A direção do Sindsep-PE lamenta o falecimento do padre Reginaldo Veloso, ex-pároco do Morro da Conceição, na Zona Norte do Recife, e uma das maiores referências da luta popular no Brasil. Humanista e dedicado às causas sociais, o padre morreu na noite dessa quinta-feira (19), por volta das 23h, aos 84 anos, em meio a um tratamento contra um câncer na bexiga.

O velório ocorre, nesta sexta-feira (20), na Escola Padre João Barbosa, no Morro da Conceição, localizada atrás da imagem de Nossa Senhora. 

Veloso foi administrador da paróquia de Santa Maria, na Macaxeira, e da paróquia do Morro da Conceição, nas décadas de 1970 e 1980, quando foi expulso das suas funções sacerdotais por ligações com a Teologia da Libertação. Nascido em São José da Laje, no estado de Alagoas, Reginaldo Veloso foi para Roma em 1958, onde estudou Teologia e História da Igreja. Em 1961, foi ordenado padre, dois dias antes da conclamação do Concílio Vaticano II, retornando ao Brasil em 1968. 

Ele retornou ao país com uma nova visão sobre a sociedade e passou a contestar as posições conservadoras da igreja. Em 1973, escreveu junto com outros bispos o documento “Eu Ouvi os Clamores do Meu Povo”. O documento reivindicava trabalho para a multidão de desempregados da época e o atendimento de necessidades básicas, como moradia, transporte, água e outros direitos fundamentais, o que provocou a ira do governo militar.

Como resultado, o padre Reginaldo foi levado para interrogatório por agentes do Dops. Queriam saber quem eram os autores do documento, mas ele respondeu com nomes da extrema-direita. 

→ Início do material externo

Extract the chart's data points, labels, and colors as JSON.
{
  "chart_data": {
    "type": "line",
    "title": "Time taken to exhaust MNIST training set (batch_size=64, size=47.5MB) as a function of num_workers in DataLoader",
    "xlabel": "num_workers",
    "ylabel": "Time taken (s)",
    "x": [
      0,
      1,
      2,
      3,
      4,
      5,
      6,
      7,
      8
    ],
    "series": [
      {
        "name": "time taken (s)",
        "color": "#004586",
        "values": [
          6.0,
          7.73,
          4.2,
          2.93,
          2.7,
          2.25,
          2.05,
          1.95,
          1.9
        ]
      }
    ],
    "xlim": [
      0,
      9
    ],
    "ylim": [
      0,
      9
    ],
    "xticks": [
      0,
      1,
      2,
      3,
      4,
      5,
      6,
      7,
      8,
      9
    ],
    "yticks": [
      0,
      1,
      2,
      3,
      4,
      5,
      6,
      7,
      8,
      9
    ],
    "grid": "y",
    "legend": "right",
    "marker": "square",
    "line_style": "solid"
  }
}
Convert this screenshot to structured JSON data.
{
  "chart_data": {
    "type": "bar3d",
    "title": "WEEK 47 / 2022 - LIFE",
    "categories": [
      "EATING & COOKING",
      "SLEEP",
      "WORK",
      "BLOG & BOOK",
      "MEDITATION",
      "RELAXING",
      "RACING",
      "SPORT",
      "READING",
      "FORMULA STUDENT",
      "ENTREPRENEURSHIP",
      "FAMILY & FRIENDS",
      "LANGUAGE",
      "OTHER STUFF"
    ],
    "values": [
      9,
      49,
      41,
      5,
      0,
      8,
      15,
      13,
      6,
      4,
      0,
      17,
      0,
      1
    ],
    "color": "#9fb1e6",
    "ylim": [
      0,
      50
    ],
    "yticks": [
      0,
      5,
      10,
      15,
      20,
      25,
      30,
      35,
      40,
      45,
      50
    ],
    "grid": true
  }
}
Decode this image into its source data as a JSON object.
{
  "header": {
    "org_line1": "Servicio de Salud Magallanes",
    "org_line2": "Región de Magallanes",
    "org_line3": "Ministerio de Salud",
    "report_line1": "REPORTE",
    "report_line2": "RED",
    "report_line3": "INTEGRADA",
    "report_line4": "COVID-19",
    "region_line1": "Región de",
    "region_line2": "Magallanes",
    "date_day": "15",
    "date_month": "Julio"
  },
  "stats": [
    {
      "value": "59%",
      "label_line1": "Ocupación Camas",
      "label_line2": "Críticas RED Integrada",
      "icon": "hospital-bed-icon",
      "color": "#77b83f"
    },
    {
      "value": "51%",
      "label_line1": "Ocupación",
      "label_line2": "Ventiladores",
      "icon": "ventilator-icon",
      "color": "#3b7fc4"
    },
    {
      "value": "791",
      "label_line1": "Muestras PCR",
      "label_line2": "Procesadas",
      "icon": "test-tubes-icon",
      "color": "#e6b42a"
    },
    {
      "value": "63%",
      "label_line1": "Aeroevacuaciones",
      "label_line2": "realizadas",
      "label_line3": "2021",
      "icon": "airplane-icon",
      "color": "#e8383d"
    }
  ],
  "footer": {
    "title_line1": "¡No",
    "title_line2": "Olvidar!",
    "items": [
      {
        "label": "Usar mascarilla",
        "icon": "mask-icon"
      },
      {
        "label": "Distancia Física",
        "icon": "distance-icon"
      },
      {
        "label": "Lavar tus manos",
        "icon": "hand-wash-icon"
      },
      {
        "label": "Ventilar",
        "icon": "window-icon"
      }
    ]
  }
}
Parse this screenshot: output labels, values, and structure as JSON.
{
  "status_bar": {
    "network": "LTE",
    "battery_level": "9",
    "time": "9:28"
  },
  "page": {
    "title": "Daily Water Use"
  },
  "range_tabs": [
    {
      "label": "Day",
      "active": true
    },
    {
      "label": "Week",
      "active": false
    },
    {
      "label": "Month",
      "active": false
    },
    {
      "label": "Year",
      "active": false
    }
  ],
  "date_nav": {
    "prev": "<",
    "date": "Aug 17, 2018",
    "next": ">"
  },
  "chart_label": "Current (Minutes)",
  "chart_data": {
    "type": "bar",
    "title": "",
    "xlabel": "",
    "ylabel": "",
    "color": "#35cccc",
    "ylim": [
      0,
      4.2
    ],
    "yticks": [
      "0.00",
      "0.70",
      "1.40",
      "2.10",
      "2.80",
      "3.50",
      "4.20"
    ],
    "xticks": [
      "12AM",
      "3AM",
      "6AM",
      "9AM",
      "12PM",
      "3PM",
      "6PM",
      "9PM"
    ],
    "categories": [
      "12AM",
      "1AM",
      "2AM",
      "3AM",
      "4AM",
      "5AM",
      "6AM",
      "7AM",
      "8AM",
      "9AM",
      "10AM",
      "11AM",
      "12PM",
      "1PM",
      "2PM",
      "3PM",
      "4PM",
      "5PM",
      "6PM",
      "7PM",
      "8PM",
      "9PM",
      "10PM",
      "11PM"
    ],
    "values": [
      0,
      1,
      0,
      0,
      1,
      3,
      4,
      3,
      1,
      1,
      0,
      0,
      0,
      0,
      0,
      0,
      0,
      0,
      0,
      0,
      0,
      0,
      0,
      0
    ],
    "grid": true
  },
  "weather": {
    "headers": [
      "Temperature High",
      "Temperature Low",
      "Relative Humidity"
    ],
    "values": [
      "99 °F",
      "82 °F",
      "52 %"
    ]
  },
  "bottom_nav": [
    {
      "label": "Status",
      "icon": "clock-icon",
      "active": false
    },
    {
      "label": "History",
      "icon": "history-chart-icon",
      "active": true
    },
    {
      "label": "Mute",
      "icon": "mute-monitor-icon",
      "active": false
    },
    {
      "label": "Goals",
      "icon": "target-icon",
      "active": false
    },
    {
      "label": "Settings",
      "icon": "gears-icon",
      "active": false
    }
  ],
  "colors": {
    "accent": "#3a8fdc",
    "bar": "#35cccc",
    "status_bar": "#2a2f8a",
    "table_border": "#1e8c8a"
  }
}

Nesse período, o papado de João Paulo II iniciou um caminho de volta ao conservadorismo católico, com uma igreja voltada apenas aos dogmas religiosos e alienada das necessidades básicas do povo. Com um novo arcebispo em Recife, após a renúncia de Dom Helder Câmara, em 1985, foram fechados institutos de teologia na capital e alguns padres progressistas foram expulsos. 

Reginaldo foi afastado das suas funções na paróquia do Morro da Conceição, em 1989. Quando tentaram ocupar a igreja para substituí-lo, os moradores esconderam a chave. Os policiais foram chamados ao local e, quando chegaram lá, a população fez um cordão de isolamento em volta da igreja. Depois, acenderam um balão, colocaram a chave e o soltaram.

Destituído da paróquia, o padre foi suspenso de suas funções sacerdotais, como celebrar missas e batismos e assistir a matrimônios. Ele casou com sua antiga secretária, Edileuza Osório Pereira, com quem teve um filho, João José. 

Mas Reginaldo Veloso nunca deixou de participar dos movimentos sociais e da luta pela democracia. Esteve em grande parte das mobilizações realizadas no Recife contra o golpe que retirou a ex-presidenta Dilma Rousseff do Poder, nas diversas manifestações contra Michel Temer e contra Jair Bolsonaro. O documentário em curta-metragem Reginaldo Veloso: O Amor Mais Profundo conta a trajetória social e política do padre.